The pastor of a Keystone church and another Lake Region resident urged the Clay County School Board to retain its invocation at the beginning of its meetings.

During an August School board session, board member Johnna McKinnon put the item on the board’s agenda.  In April, Americans United for the Separation of Church and State sent a letter to the board, asking them to discontinue the practice.

McKinnon argued that the board has always started their meetings with prayer.  She  asked her colleagues to retain the custom.

Pastor Daniel Findley of the First Baptist Church of Keystone Heights told board members that humans have been reaching out to a higher power since the beginning of history.

“The notion of us invoking deity is something that is fundamental to who we are as a people,” he said. “The early humans living in the African wilderness sought out a tree and said, ‘Tree, help me to live a better life.’”

Findley said that public prayer at government meetings sets an example for area residents.

“We recognize that we as people are limited in our ability,” he said. “We need to encourage all the citizens of Clay County to call out for help.”

He added that backing down from public prayer under threat of litigation would set a bad example for district students.

“I fear that sets a bad precedent for the students we are trying to teach when some organizations will take on some bully-like tactics.”

Another Lake Region resident, Sylvia Croft of Keystone Heights also asked board members to continue the invocation at the meetings.

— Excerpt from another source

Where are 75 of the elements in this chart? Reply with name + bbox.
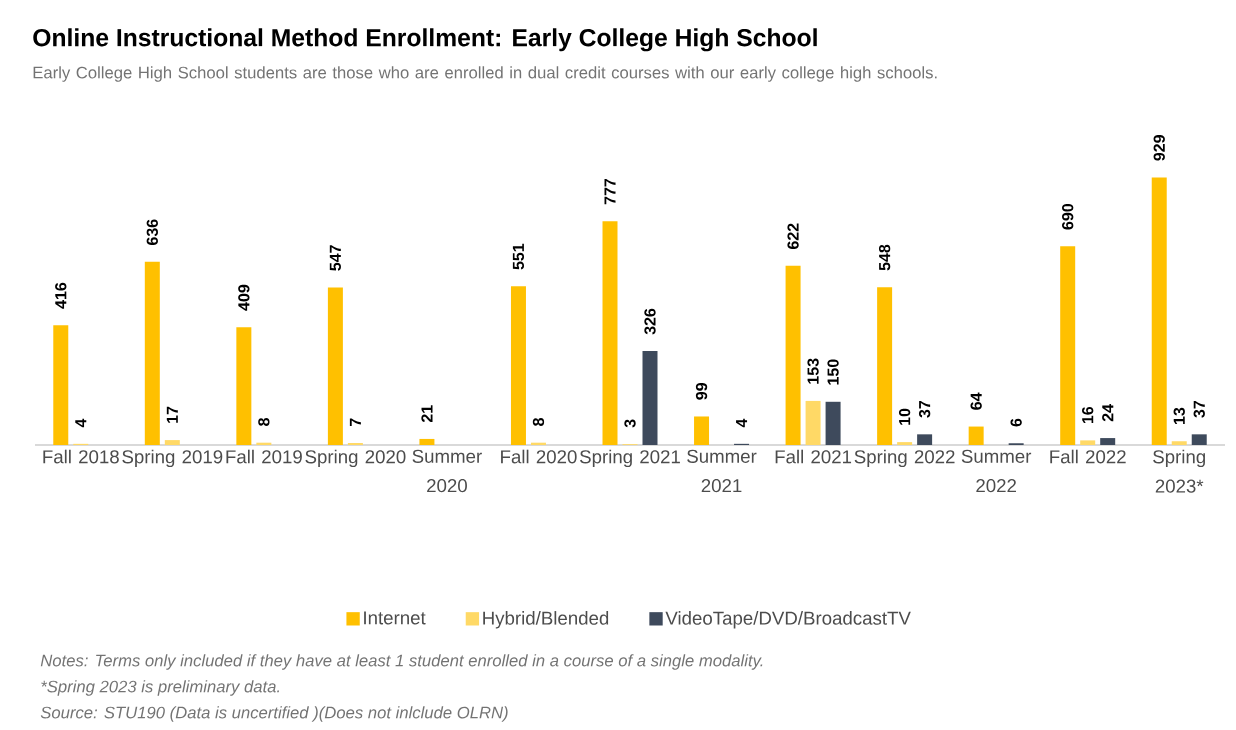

“Prayer is a supremely important issue because it is the key way we acknowledge God and our dependence on Him,” she said.

Harry Parrot of Penny Farms, the President of the Clay County Chapter of Americans United for Separation of Church and State, applauded board members for what he said was a welcomed trend in school board invocations.

“Our group has noticed that recently members of your board have tried very hard to make prayers non-sectarian and inclusive or, as last month, to simply begin with a moment of silence,” he said.  “We want to thank you tonight for your growing sensitivity to this issue.”

He urged the board to move toward a time when their meetings would begin without any reference to religion.

Parrot told the board that nothing divides people more than religion.

“We like to talk about religion in terms of love and goodwill,” he said,  “but the fact of life and the fact of history is that religion has always set people against each other, sometimes in very savage ways.”

Parrot said that while individuals and places of worship should freely express their religious beliefs without government interference, legal authorities should stay away from endorsing faiths.

“Let’s keep our religious beliefs and our practices out of our government agencies because government agencies such as schools, courts and others must serve all of our citizens, whatever their religious background.”

Board members agreed to continue opening meetings with invocations while they wait for a supreme court decision on the matter later this year or early next year.